“Right now, you stand at the precipice of long and rewarding careers of service and giving back to others. You’ve completed your courses, your laboratory work and your clinical experiences, and you are ready for whatever comes next.”
Marymount University President Irma Becerra motivated Nursing graduates of the Class of 2021 with those words on Thursday evening in Marymount’s Spring 2021 Nursing Pinning Ceremony, held in the Lee Center on Main Campus. Carrying a rich tradition in the nursing profession, pinning ceremonies are a symbolic welcoming of soon-to-be graduated nurses into the career field, and serve as a testament to their hard work and dedication over their years of study.
This semester, a total of 60 Nursing students from Marymount are graduating and will be joining the front lines of the continuing fight against the COVID-19 pandemic. Of that number, 38 students completed the traditional four-year BSN program while 22 were students in the University’s accelerated BSN program, which is available for individuals who hold a bachelor’s degree in another field and are aiming to switch careers.
Renowned and well-known for success, graduates from Marymount’s Nursing programs have a first-time pass rate of greater than 90 percent on the National Council Licensure Examination (NCLEX) for the past five years.
“A Nursing degree from Marymount is a significant step towards a fulfilling career. It has a high value, and is the foundation for professional practice,” President Becerra explained. “We have a solid reputation for preparing knowledgeable, skilled and caring nursing professionals – and health care agencies locally, nationally and internationally appreciate and recruit our graduates. They always come back to us, saying our Saints were exceedingly prepared and ready for their roles and have made a difference.”
Not only do Marymount Nursing graduates serve communities as clinically excellent nurses, but as ambassadors of the profession. Class of 2021 members have already demonstrated this throughout the spring semester, volunteering their time in clinics like the Lubber Run Community Center to assist Arlington County’s efforts to vaccinate residents across the region. With the help of Marymount Saints, the County has been vaccinating about 1,000 people against COVID-19 every day.
They have also played a crucial role in the University’s own COVID-19 vaccination clinics, closely monitoring recipients of the vaccine for any potential side effects or reactions while also working hand-in-hand with organizers from the Army National Guard and Safeway. During the first clinic at the Lee Center on April 21, a total of 1,174 individuals received the Pfizer vaccine – and in the University’s second clinic this week, 1,056 returned for their second dose. An additional 15 individuals also received the single-dose Johnson & Johnson vaccine during the second clinic.
During the pinning ceremony, graduates heard from two student speakers. The first, Nicholaus Huff, completed the accelerated BSN track and was lauded by his professors for balancing the needs of his children and their schoolwork during the pandemic with his own courses and responsibilities. He will join his wife, Rachael, in the nursing profession, and is striving to make a difference in the lives of others.

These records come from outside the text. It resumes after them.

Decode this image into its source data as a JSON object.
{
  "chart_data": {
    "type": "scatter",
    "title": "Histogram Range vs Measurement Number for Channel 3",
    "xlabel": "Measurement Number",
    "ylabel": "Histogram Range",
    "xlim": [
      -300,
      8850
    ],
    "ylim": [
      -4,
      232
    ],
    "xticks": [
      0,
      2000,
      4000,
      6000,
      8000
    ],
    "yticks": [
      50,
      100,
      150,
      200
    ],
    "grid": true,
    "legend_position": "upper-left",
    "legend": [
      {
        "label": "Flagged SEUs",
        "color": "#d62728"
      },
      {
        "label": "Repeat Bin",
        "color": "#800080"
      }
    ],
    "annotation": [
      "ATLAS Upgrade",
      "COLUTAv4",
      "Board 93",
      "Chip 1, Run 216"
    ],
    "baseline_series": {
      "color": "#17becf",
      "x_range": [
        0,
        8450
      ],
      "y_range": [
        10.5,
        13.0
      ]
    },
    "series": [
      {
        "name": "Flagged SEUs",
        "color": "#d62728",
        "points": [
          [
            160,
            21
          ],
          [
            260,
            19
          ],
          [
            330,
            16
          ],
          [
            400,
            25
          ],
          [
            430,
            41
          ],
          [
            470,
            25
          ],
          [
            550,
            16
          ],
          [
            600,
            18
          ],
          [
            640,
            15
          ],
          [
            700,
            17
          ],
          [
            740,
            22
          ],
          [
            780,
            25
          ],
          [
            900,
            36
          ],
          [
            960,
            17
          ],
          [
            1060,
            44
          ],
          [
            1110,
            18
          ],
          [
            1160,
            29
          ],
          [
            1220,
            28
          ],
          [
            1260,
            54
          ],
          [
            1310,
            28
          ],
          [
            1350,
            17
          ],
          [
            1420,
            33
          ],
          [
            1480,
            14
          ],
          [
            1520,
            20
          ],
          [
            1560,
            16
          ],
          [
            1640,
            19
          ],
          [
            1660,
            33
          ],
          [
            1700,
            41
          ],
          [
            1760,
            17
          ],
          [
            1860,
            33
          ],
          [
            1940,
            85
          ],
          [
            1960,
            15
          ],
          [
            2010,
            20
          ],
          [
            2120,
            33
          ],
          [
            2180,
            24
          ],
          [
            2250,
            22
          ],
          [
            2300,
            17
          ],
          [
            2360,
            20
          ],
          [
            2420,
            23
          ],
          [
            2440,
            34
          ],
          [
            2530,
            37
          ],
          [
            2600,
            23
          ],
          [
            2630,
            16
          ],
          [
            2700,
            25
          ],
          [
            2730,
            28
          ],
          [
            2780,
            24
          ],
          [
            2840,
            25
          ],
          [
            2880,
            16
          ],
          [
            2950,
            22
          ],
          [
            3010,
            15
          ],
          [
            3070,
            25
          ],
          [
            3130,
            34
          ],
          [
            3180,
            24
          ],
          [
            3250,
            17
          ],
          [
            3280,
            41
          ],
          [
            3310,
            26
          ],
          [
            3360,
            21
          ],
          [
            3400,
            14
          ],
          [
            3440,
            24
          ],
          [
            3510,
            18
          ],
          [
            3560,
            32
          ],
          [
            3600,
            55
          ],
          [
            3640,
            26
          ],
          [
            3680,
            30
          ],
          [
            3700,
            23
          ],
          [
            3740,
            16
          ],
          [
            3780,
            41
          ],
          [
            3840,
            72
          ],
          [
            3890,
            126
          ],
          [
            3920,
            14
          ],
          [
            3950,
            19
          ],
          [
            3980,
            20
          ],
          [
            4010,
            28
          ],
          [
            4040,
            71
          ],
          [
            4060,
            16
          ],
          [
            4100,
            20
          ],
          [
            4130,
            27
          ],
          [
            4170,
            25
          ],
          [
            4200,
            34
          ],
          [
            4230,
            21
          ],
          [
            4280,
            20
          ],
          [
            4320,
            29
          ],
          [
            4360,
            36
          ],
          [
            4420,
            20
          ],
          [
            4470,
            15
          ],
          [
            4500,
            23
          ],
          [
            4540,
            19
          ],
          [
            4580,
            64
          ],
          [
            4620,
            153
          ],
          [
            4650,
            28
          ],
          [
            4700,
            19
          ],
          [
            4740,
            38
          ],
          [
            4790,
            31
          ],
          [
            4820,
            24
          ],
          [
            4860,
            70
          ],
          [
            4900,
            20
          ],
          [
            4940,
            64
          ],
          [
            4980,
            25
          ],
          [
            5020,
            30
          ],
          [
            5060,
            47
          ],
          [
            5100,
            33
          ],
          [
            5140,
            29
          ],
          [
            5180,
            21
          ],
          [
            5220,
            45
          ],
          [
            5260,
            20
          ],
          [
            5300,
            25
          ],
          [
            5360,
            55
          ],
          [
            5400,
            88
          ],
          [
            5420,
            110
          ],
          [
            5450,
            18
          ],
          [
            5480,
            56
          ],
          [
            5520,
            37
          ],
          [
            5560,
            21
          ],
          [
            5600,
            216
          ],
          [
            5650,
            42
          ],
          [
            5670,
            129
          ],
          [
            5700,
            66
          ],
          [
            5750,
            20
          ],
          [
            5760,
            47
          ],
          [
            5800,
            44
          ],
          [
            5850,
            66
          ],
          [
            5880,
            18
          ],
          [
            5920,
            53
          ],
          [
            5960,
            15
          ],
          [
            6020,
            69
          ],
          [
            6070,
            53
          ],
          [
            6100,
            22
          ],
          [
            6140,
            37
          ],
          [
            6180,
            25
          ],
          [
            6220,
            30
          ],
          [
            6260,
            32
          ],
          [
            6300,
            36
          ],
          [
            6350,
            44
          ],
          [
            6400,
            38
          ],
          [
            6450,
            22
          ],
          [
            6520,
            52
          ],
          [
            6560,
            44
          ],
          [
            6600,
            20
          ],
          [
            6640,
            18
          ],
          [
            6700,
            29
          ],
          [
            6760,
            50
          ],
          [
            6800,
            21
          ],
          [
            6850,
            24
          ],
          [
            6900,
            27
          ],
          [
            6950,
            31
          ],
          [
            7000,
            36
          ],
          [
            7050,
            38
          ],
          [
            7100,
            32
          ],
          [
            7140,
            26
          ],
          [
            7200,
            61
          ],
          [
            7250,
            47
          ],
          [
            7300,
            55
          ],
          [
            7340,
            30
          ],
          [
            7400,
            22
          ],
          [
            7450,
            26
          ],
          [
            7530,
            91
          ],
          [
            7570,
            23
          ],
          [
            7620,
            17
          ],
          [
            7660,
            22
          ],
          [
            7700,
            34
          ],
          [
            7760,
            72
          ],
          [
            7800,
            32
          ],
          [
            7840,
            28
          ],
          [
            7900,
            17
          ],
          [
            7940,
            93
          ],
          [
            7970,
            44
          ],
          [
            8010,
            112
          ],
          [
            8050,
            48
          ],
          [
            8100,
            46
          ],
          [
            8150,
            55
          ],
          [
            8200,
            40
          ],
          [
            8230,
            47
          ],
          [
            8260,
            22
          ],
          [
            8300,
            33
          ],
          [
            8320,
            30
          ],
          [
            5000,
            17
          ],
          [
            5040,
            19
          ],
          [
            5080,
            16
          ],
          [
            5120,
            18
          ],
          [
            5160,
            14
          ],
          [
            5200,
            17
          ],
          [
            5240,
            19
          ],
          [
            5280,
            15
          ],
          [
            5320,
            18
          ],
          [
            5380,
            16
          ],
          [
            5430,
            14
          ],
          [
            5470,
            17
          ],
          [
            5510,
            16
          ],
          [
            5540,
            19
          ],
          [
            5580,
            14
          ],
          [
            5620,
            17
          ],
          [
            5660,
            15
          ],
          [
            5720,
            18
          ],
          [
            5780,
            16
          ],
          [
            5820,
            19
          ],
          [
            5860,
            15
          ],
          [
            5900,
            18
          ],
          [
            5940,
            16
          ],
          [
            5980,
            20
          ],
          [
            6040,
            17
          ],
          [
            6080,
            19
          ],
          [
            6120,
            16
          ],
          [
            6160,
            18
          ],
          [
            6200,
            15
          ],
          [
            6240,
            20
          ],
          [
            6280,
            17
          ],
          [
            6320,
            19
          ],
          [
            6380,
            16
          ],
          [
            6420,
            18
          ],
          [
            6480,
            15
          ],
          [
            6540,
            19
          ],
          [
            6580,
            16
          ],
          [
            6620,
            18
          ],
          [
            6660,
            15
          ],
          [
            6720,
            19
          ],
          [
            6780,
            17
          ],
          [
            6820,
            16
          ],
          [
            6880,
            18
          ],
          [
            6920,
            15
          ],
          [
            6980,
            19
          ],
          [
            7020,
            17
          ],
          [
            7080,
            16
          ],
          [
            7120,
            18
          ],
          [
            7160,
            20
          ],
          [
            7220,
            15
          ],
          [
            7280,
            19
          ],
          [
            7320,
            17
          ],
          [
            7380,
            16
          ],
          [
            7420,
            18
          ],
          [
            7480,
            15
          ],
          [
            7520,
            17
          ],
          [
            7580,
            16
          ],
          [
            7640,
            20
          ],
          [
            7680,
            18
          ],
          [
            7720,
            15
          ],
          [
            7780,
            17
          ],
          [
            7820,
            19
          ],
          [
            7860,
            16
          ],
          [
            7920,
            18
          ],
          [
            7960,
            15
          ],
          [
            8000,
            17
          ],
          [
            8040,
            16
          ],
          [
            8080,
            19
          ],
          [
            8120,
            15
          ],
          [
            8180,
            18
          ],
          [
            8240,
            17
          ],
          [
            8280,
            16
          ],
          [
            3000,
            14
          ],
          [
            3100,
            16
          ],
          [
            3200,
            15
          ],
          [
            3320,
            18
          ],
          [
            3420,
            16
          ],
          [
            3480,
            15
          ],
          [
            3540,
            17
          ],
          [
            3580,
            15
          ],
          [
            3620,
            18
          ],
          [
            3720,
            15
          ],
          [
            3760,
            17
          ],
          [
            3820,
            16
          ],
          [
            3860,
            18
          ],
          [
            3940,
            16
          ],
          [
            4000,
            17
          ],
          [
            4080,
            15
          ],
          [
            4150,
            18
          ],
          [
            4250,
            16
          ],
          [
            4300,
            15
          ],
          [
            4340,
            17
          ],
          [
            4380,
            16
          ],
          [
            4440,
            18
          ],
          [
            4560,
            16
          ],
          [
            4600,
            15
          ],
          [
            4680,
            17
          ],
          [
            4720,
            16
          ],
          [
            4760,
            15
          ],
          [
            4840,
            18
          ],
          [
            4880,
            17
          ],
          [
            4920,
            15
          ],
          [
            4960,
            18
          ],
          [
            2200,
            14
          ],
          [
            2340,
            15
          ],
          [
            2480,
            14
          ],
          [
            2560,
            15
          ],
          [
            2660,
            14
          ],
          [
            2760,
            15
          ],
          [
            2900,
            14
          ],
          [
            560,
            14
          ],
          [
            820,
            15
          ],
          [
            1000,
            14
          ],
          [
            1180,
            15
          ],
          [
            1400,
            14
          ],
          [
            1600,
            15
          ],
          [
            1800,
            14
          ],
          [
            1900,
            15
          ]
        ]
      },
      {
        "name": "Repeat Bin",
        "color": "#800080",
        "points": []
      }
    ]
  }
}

“You do not have to be a nurse to make the world a better place – but as nurses, we have been given the unique opportunity to care for people during their most challenging and frightening times in a way that says, ‘you are worth it,’” Huff told the graduating Nursing class. “When sickness and suffering have stripped away hope, we are there to remind them of their inherent dignity as a person who matters to the world. In loving our patients, we show others how to love the sick and marginalized. Love is what the world needs – true love elevates humanity.”
For more on Huff’s journey, click here to read his feature story on Marymount’s website.
Also speaking in the pinning ceremony was Aidan Phillips, a graduate from the traditional BSN track. A captain on the Marymount Women’s Basketball team, she has balanced a rigorous course load over the past four years with the demands of a championship-level NCAA Division III team.
“As nurses, we will embark on one of the hardest, yet most rewarding expeditions of our lives,” Phillips stated in her remarks. “We will witness new life enter our world, and hold the hands of those moving on to the next. We will witness miraculous recoveries from devastating injuries and we will support and stand by patients who decide to let go. We will cry tears of joy and sorrow. But in all of those moments, we will never lose sight of what it means to be a nurse. For in each and every one of you I see toughness and grit, I see love and care, I see confidence and compassion – and through all of it, I see a nurse.”